Water is the most expressive element in nature. It responds to every mood from tranquility to turbulence.
Let it not be assumed that the artist is so smug as to dislike true criticism. No sincere artist was ever completely satisfied with his labour.
A landscape painting in which composition is ignored is like a line taken from a poem at random: it lacks context, and may or may not make sense.
Style is instinctive and few achieve it in a notable degree. Its development is not hastened by instruction. It comes or it doesn't. It will take care of itself.
The beauty and wonders of nature are as alluring as the pursuit of Art, and made of me a landscape painter.
Beauty may be perceived in any scene by one with sympathy and understanding. Beauty is in the mind.
Difficulties will assail you only when you lack in concentration and persistence.
The play of sunlight is amusement enough for a lazy man.
Watercolour painting is notoriously difficult - so much depends on directness and speed, and certainty of intention. Tentative or fumbling touches are disastrous, for they cannot be obliterated easily.
Be content with nothing less than perfection.
Take away a painter's vanity, said a famous landscape painter, and he will never touch a pencil again.
It is remarkable how very individual technique becomes in watercolour.
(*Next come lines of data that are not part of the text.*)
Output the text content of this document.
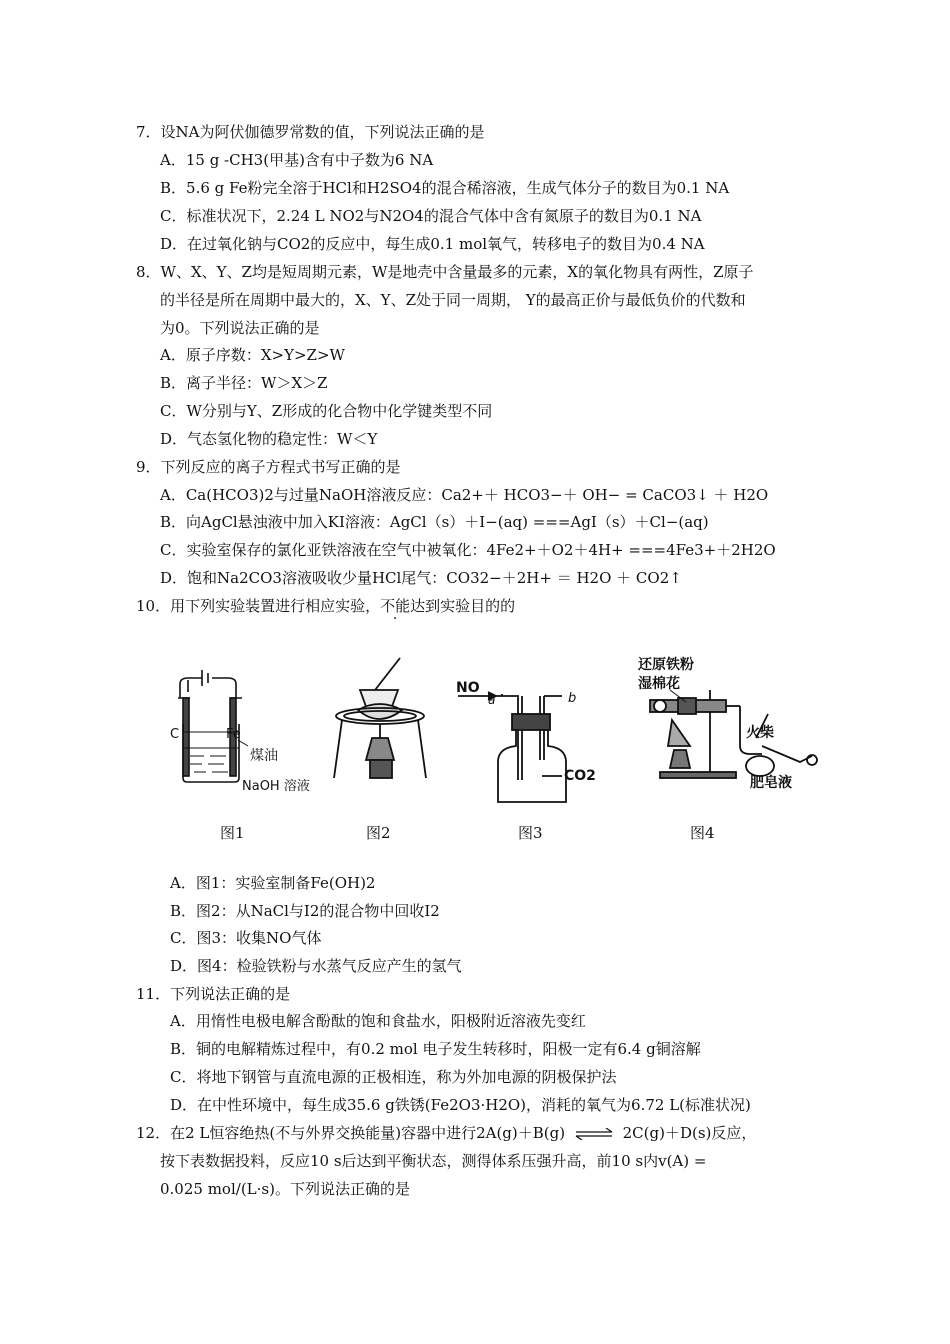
7．设NA为阿伏伽德罗常数的值，下列说法正确的是
A．15 g -CH3(甲基)含有中子数为6 NA
B．5.6 g Fe粉完全溶于HCl和H2SO4的混合稀溶液，生成气体分子的数目为0.1 NA
C．标准状况下，2.24 L NO2与N2O4的混合气体中含有氮原子的数目为0.1 NA
D．在过氧化钠与CO2的反应中，每生成0.1 mol氧气，转移电子的数目为0.4 NA
8．W、X、Y、Z均是短周期元素，W是地壳中含量最多的元素，X的氧化物具有两性，Z原子
的半径是所在周期中最大的，X、Y、Z处于同一周期， Y的最高正价与最低负价的代数和
为0。下列说法正确的是
A．原子序数：X>Y>Z>W
B．离子半径：W＞X＞Z
C．W分别与Y、Z形成的化合物中化学键类型不同
D．气态氢化物的稳定性：W＜Y
9．下列反应的离子方程式书写正确的是
A．Ca(HCO3)2与过量NaOH溶液反应：Ca2+＋ HCO3−＋ OH− = CaCO3↓ ＋ H2O
B．向AgCl悬浊液中加入KI溶液：AgCl（s）＋I−(aq) ===AgI（s）＋Cl−(aq)
C．实验室保存的氯化亚铁溶液在空气中被氧化：4Fe2+＋O2＋4H+ ===4Fe3+＋2H2O
D．饱和Na2CO3溶液吸收少量HCl尾气：CO32−＋2H+ ＝ H2O ＋ CO2↑
10．用下列实验装置进行相应实验，不能达到实验目的的
C	Fe
煤油
NaOH 溶液
NO
a	b
CO2
还原铁粉
湿棉花
火柴
肥皂液
图1	图2	图3	图4
A．图1：实验室制备Fe(OH)2
B．图2：从NaCl与I2的混合物中回收I2
C．图3：收集NO气体
D．图4：检验铁粉与水蒸气反应产生的氢气
11．下列说法正确的是
A．用惰性电极电解含酚酞的饱和食盐水，阳极附近溶液先变红
B．铜的电解精炼过程中，有0.2 mol 电子发生转移时，阳极一定有6.4 g铜溶解
C．将地下钢管与直流电源的正极相连，称为外加电源的阴极保护法
D．在中性环境中，每生成35.6 g铁锈(Fe2O3·H2O)，消耗的氧气为6.72 L(标准状况)
12．在2 L恒容绝热(不与外界交换能量)容器中进行2A(g)＋B(g) ⇌ 2C(g)＋D(s)反应，
按下表数据投料，反应10 s后达到平衡状态，测得体系压强升高，前10 s内v(A) =
0.025 mol/(L·s)。下列说法正确的是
Every man of personality finally arrives at a method peculiarly his own, as unique as his own fingerprint.
When spring is here the sketcher begins to look over his equipment and relishes in anticipation the soothing hours he will spend in the open, warmed by the sun, fanned by the breeze, charmed by the manifold delights of nature.
Colour is as variable and evanescent in the form of pigment as in visible nature.
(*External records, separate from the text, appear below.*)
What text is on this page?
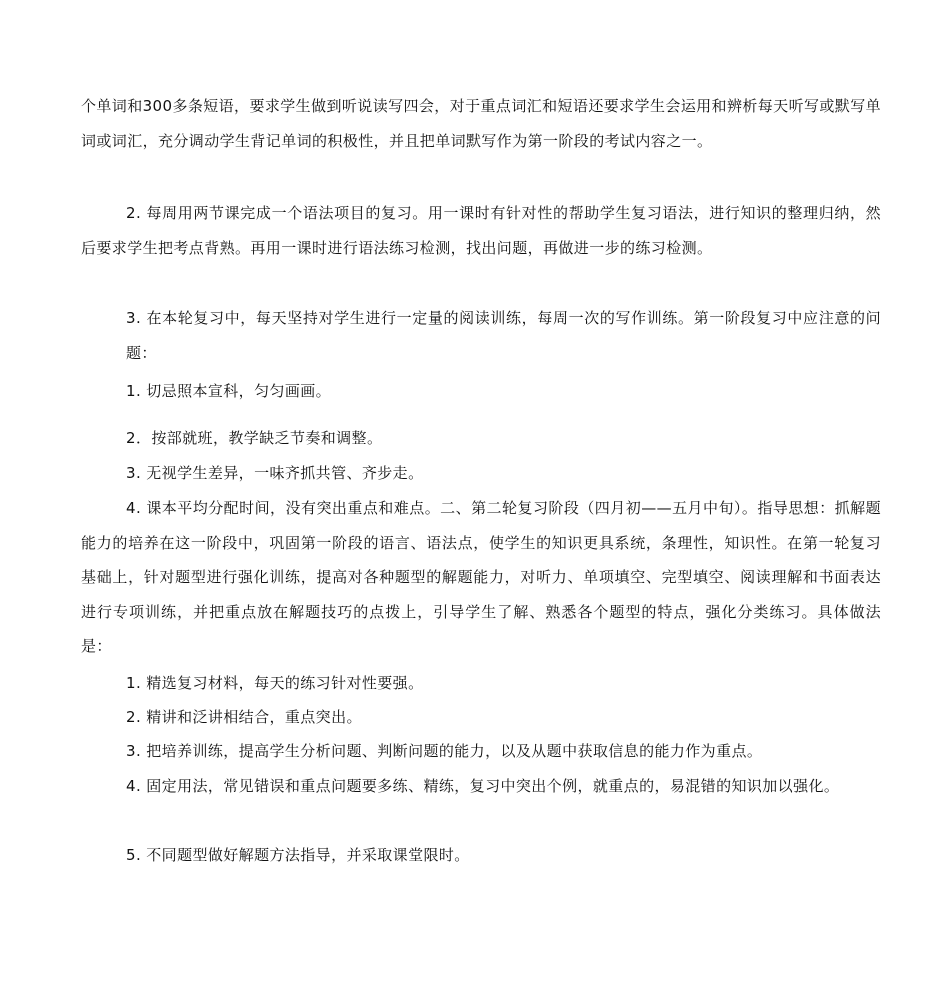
个单词和300多条短语，要求学生做到听说读写四会，对于重点词汇和短语还要求学生会运用和辨析每天听写或默写单词或词汇，充分调动学生背记单词的积极性，并且把单词默写作为第一阶段的考试内容之一。

2. 每周用两节课完成一个语法项目的复习。用一课时有针对性的帮助学生复习语法，进行知识的整理归纳，然后要求学生把考点背熟。再用一课时进行语法练习检测，找出问题，再做进一步的练习检测。

3. 在本轮复习中，每天坚持对学生进行一定量的阅读训练，每周一次的写作训练。第一阶段复习中应注意的问题：

1. 切忌照本宣科，匀匀画画。

2．按部就班，教学缺乏节奏和调整。

3. 无视学生差异，一味齐抓共管、齐步走。

4. 课本平均分配时间，没有突出重点和难点。二、第二轮复习阶段（四月初——五月中旬）。指导思想：抓解题能力的培养在这一阶段中，巩固第一阶段的语言、语法点，使学生的知识更具系统，条理性，知识性。在第一轮复习基础上，针对题型进行强化训练，提高对各种题型的解题能力，对听力、单项填空、完型填空、阅读理解和书面表达进行专项训练，并把重点放在解题技巧的点拨上，引导学生了解、熟悉各个题型的特点，强化分类练习。具体做法是：

1. 精选复习材料，每天的练习针对性要强。

2. 精讲和泛讲相结合，重点突出。

3. 把培养训练，提高学生分析问题、判断问题的能力，以及从题中获取信息的能力作为重点。

4. 固定用法，常见错误和重点问题要多练、精练，复习中突出个例，就重点的，易混错的知识加以强化。

5. 不同题型做好解题方法指导，并采取课堂限时。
Beauty, pleasure, and the good things of life are intensified, and perhaps only exist, by reason of contrast.
It is not in the nature of lenses to tell the whole truth. They are instruments of exaggeration and belittlement.
However exquisite the contours or the colours of clouds, trees, rivers or hills, may be in themselves, they must be sacrificed if they do not conform with the general plan.
The character of the subject must influence the choice of the method of its representation.
Every successful painter has worked hard. He cannot rest after having gained a certain degree of facility in drawing, and expect to retain it. He must advance or fall behind. Without practice he will forget; his eye will fail him; and his hand will deny its master.
Do not think me fussy when I specify tidiness. It is essential... In printing, remember that cleanliness and order wait upon success.
Artists are perennially implored to consider 'the limitations of the medium.' Whoever invented this expression exaggerated the limitations of the English language. We are not concerned with what effects cannot be produced with our materials.
The portrait painter... If he insults his sitters his occupation is gone. Whether he paints the should instead of the features, or the latter with all its natural blemishes, he is as presumptuous as if he shouted, 'What a face. Hide it.' which would never do, although it is analogous to what landscape painters are doing every day.
Not only does a lens distort forms, but the ordinary plate makes an unholy mess of colour in its tone relations. Yellow becomes black, and blue white. Black sunflowers against a white sky - what a travesty!
It is evident that no derivative laws can teach the young student to see and apprehend colour in nature. His perception needs development as urgently as his muscles.